Ursúa, reputado por su severidad militar –de hecho, varios colegas le acusaban de haber matado indígenas innecesariamente–, reunió una fuerza de 300 españoles, donde había “hombres de categoría y mestizos”. Amigos le advirtieron, antes de partir el 26 de septiembre de 1560, que varios de los reclutados, incluyendo a Lope de Aguirre, eran peligrosos en extremo. También le rogaron que no llevase consigo a su amante, doña Inés de Atienza, viuda de famosa belleza, de la que Ursúa estaba totalmente prendado.

El meticuloso relato de Southey no ahorra al lector ni los padecimientos sufridos, ni la brutalidad de las acciones, ni lo sangriento del recorrido. No solo eran hombres feroces, sino que, embarcados en un proyecto cargado de incertidumbres, vivían con la crispación y el odio a flor de piel. El primero de enero de 1561, liderados por Aguirre, matan a Ursúa y a su amante. No sería ni el primero ni el último escenario de violencia. Lo peor estaba por comenzar.

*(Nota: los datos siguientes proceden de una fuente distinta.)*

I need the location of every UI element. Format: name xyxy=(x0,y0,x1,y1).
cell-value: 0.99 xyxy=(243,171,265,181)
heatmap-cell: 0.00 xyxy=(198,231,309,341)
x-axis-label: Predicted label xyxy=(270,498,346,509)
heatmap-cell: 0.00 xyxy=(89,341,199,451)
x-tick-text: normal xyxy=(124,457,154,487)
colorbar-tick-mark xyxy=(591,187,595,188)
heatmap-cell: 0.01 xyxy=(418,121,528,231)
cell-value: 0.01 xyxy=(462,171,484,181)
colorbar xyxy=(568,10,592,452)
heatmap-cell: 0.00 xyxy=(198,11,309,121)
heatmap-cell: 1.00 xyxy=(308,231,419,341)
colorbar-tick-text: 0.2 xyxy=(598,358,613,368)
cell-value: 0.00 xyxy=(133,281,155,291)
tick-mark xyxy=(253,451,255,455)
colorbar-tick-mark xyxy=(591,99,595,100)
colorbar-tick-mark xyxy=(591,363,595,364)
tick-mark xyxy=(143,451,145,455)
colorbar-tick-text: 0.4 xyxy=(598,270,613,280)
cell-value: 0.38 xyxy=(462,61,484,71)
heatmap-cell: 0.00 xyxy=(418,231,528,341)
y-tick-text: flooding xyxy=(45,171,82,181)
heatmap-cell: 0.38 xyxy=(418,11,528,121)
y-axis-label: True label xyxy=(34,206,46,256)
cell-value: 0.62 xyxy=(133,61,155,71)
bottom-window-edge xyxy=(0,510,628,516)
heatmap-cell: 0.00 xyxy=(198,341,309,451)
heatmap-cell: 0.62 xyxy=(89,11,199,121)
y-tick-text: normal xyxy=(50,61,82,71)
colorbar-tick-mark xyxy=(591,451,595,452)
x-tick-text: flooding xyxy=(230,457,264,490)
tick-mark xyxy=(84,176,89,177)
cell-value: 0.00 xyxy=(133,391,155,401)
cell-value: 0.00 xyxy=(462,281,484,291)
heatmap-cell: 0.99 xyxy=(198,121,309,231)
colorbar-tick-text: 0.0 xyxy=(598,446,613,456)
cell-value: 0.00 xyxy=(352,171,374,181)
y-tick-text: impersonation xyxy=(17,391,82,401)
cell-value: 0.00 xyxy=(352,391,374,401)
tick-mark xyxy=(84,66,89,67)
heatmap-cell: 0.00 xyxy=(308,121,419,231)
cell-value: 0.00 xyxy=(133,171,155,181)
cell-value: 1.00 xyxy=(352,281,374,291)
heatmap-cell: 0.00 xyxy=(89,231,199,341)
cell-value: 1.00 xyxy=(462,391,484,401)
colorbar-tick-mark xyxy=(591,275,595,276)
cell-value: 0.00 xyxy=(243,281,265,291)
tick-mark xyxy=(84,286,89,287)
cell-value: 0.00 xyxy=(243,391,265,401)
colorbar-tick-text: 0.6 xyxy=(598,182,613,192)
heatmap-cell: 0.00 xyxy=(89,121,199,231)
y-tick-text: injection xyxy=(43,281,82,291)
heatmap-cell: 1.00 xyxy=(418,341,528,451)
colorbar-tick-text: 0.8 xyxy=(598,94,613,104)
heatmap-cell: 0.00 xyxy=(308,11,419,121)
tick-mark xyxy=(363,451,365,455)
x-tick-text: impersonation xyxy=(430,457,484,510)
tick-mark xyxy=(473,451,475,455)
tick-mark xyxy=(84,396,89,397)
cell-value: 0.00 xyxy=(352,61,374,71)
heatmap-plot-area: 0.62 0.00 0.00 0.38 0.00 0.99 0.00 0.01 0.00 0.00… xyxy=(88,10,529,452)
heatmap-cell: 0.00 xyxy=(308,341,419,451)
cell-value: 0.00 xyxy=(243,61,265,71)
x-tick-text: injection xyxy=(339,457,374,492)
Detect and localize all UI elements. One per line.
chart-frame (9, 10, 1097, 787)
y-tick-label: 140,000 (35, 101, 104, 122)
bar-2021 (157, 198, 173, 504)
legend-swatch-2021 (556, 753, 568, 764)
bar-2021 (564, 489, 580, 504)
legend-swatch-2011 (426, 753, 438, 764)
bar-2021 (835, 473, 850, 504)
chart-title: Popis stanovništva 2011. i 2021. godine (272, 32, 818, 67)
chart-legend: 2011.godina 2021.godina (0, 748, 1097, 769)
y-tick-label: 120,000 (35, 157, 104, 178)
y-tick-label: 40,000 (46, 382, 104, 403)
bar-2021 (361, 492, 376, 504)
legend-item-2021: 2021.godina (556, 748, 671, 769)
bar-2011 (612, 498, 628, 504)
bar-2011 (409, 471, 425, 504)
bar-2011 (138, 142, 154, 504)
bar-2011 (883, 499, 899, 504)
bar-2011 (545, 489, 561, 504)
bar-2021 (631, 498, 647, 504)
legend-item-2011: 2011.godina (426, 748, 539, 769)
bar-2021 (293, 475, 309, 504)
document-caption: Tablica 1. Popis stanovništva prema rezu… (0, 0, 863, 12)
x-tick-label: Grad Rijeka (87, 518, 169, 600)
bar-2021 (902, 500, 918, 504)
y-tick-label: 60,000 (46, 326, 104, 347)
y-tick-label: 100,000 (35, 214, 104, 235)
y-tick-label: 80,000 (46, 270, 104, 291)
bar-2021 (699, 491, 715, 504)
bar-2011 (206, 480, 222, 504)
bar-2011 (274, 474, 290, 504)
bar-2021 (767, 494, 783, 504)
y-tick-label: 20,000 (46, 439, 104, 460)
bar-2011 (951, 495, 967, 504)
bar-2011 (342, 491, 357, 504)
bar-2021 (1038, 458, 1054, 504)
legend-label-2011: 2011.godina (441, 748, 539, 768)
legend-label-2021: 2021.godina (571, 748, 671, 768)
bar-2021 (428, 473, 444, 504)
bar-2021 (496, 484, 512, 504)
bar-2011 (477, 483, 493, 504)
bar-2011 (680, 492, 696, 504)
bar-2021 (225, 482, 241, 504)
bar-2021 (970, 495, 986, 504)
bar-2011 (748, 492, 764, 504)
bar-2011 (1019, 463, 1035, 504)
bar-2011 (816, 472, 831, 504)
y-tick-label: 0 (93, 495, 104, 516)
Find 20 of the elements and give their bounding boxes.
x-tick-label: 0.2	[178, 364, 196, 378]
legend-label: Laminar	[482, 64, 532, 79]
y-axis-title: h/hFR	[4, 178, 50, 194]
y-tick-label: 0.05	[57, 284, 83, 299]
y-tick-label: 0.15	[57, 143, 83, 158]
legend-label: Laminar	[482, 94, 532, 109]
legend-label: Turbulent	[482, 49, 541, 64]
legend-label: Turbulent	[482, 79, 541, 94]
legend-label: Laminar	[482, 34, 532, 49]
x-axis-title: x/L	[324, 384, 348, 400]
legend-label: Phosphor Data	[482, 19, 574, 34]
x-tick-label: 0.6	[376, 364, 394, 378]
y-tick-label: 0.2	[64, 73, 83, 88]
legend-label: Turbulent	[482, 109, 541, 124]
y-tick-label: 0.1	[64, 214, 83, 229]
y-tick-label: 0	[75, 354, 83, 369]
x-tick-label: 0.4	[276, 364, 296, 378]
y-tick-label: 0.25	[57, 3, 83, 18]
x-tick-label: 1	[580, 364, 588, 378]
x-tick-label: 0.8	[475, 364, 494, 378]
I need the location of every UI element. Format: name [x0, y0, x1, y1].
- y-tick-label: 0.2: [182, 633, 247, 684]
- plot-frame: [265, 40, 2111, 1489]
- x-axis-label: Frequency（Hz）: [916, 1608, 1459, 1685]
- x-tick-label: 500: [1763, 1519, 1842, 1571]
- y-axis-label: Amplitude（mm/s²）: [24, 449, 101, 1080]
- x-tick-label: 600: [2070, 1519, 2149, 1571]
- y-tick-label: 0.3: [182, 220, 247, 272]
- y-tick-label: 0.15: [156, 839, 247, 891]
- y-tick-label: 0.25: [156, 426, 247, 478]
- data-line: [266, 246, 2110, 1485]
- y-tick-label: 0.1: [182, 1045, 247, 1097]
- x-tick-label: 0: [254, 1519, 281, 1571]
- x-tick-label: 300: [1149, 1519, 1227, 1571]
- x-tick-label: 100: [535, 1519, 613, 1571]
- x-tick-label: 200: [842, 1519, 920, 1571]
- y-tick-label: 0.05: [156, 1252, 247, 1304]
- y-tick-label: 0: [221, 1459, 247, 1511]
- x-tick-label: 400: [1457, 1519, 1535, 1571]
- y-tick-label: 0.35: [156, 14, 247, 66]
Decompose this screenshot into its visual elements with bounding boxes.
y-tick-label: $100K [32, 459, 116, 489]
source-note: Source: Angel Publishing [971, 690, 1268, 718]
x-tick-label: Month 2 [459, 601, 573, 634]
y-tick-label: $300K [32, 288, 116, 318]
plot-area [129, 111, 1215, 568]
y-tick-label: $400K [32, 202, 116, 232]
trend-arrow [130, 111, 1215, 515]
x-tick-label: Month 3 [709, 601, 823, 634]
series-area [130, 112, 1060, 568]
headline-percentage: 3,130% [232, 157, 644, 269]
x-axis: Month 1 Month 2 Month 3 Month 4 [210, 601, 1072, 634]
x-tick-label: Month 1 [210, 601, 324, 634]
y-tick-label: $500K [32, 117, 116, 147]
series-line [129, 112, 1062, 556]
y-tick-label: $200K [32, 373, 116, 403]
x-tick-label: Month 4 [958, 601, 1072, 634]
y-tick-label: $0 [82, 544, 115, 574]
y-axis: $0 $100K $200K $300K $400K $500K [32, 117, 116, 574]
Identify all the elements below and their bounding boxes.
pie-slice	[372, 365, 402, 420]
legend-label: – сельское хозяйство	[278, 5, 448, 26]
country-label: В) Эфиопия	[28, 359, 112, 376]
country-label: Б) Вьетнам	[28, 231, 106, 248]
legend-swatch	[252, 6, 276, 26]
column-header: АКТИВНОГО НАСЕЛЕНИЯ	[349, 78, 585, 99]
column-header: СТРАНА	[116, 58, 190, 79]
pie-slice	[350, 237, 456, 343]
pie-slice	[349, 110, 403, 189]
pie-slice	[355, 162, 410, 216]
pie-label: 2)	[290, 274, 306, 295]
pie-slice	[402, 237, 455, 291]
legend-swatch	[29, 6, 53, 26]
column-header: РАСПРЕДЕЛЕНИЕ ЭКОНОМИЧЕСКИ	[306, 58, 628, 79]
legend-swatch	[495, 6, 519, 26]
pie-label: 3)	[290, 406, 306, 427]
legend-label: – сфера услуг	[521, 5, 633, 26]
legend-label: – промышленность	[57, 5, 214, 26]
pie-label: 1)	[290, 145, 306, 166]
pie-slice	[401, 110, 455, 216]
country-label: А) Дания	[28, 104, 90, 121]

Aguirre se declaró en rebeldía y hasta se permitió este extremo: le escribió a Felipe II, firmando sus cartas como El traidor. Se inició un sanguinario periplo que lo llevó, posiblemente por el río Orinoco, hasta la isla de Margarita, y de allí a Tierra Firme, en el actual territorio de Venezuela, hasta que el 26 de octubre de ese 1561 fue asesinado por dos conjurados de sus propias tropas. El relato de Southey tiene significación porque expone las demenciales ambiciones, un estado del pensamiento dominado por los prejuicios y la ignorancia, una disposición a la violencia extrema como único modo de resolver, no tanto lo que se le oponía, sino cualquier resistencia que encontrara en su camino.

En Lope de Aguirre, cuya vida ha sido fuente de tanta literatura, estudios históricos y películas –también la de Pedro de Ursúa–, está simbolizada una figura que, a lo largo de los siglos, y hasta nuestro tiempo, sigue teniendo una presencia recurrente en la cultura política latinoamericana: el caudillo, capaz de aglutinar seguidores y convertir a esos seguidores en milicianos de sus deseos. A lo largo de los siglos no han faltado los que le han exaltado como un héroe por su desafío al imperio. Para muchos otros, y ello incluye a este relato fundamental de Southey, Aguirre es emblemático de la voracidad, de las conductas ilimitadas, del profundo desdén por la vida de los demás, que el deseo de poder desata en ciertos hombres.